Chanson patriotique des poilus défenseurs de Verdun (20 février 1917)


Chanson à quatre couplets et deux refrains qui a été copiée le 20 février 1917 par un soldat anonyme du 95e régiment d’infanterie en cantonnement en Argonne avant d’être interceptée par le contrôle postal de la 4e armée.


Source :

Lettre conservée dans les archives du contrôle postal au Service historique de la défense (16N1405). L’expéditeur est inconnu. On peut supposer que le texte de la chanson a été envoyé sans lettre d’accompagnement (voir Craonne-17-07-10). Le titre qui annonce une « chanson patriotique » pouvait être destiné à ne pas éveiller l’attention de la censure. Dès lors que la chanson a été interceptée, il prend presque une dimension ironique.

Il s’agit d’une transcription faite par le contrôle postal qui a vraisemblablement modifié l’orthographe et la ponctuation du manuscrit original (voir Champagne-17-02-15). On peut donc s’interroger sur les passages soulignés de même que sur l’emploi des majuscules (par exemple Officier de Chasseurs au 3e couplet, ou Grands Boulevards au 4e). Qu’en était-il dans le manuscrit ?


Contexte :

Le Journal de marche et des opérations du 95e régiment d’infanterie (SHD à Vincennes : 26N670/7) permet de connaître précisément sa position le 20 février 1917. Après avoir combattu quatre mois dans la Somme, le régiment vient d’être transféré sur le front d’Argonne. Ayant débarqué en gare de Sainte-Menehould le 19 janvier 1917, il gagne le sous-secteur du Four de Paris avec, à tour de rôle, deux bataillons en première ligne et le troisième en soutien. Ainsi dans la nuit du 17 au 18 février, le 1er bataillon est relevé par le 3e et va cantonner du 18 au 26 février dans les baraquements de la Croix Gentin (à 12 km de Sainte-Menehould, commune de Vienne la Ville). La lettre étant datée du 20 février, on peut logiquement penser que l’expéditeur de la chanson appartient au 1er bataillon.

En dépit de ce qu’annonce le titre « Chanson patriotique créée par les poilus défenseurs de Verdun », le refrain et le second couplet ne font pas allusion à Verdun, mais à un autre lieu, Les Eparges, entre Verdun et Saint-Mihiel. Verdun et Les Eparges, deux lieux qui apparaissent dans le JMO 95e régiment d’infanterie au cours de l’année 1916. Le régiment a participé à la bataille de Verdun en février-mars. Il a été ensuite aux Eparges du 18 mars au 17 septembre, avec un bref retour à Verdun en juillet. Dans l’Historique du 95e R.I. publié après la guerre (Librairie Chapelot - sans date), on peut lire : « Les Eparges sont un secteur extrêmement dur. On patauge jusqu’à mi-jambe dans la boue argileuse qui happe et qui déchausse. Toutes les semaines, une explosion de mines occasionne de terribles pertes. »

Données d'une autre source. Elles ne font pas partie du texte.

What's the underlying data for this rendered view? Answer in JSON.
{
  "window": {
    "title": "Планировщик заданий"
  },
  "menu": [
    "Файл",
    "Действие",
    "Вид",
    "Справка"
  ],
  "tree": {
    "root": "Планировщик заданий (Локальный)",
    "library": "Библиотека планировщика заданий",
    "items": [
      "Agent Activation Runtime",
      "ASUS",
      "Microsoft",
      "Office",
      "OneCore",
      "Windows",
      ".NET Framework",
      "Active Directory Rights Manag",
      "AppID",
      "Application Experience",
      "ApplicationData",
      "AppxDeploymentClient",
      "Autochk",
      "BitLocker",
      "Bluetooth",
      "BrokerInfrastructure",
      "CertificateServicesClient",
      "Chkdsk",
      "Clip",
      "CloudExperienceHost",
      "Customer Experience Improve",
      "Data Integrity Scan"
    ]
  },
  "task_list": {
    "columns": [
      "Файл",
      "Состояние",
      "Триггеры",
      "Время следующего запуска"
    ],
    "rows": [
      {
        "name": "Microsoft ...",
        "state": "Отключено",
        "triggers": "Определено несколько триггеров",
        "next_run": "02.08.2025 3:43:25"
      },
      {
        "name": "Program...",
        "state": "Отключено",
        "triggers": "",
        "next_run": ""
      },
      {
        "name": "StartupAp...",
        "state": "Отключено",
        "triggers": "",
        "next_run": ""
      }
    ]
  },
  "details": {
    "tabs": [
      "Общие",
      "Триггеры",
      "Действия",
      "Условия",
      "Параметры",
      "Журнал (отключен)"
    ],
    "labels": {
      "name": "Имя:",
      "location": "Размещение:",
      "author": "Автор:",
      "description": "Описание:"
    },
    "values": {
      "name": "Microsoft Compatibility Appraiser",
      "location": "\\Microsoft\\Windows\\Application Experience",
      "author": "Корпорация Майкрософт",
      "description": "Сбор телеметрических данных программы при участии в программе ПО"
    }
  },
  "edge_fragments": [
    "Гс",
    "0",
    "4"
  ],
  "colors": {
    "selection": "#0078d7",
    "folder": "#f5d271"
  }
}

Remarques sur les paroles :

Outre « c’est pas fini » au premier refrain et le « c’est pour eux qu’on s’crève » au second refrain, des variantes qu’on retrouve dans d’autres versions datant de la période 1917-1919, il faut noter des variantes inhabituelles comme « car sans nous, on n’est pas tranquille » (premier couplet), « dans cette guerre infâme » (premier refrain), « et pourtant dans l’espérance » (3e couplet), et surtout au quatrième couplet : « des tas d’gens qui font la foire » « le bien de ces gros gars-là » ainsi qu’au dernier refrain : « puisque vous aimez tant la guerre ».


Musique :

Aucune indication de l’air sur lequel se chantent les paroles.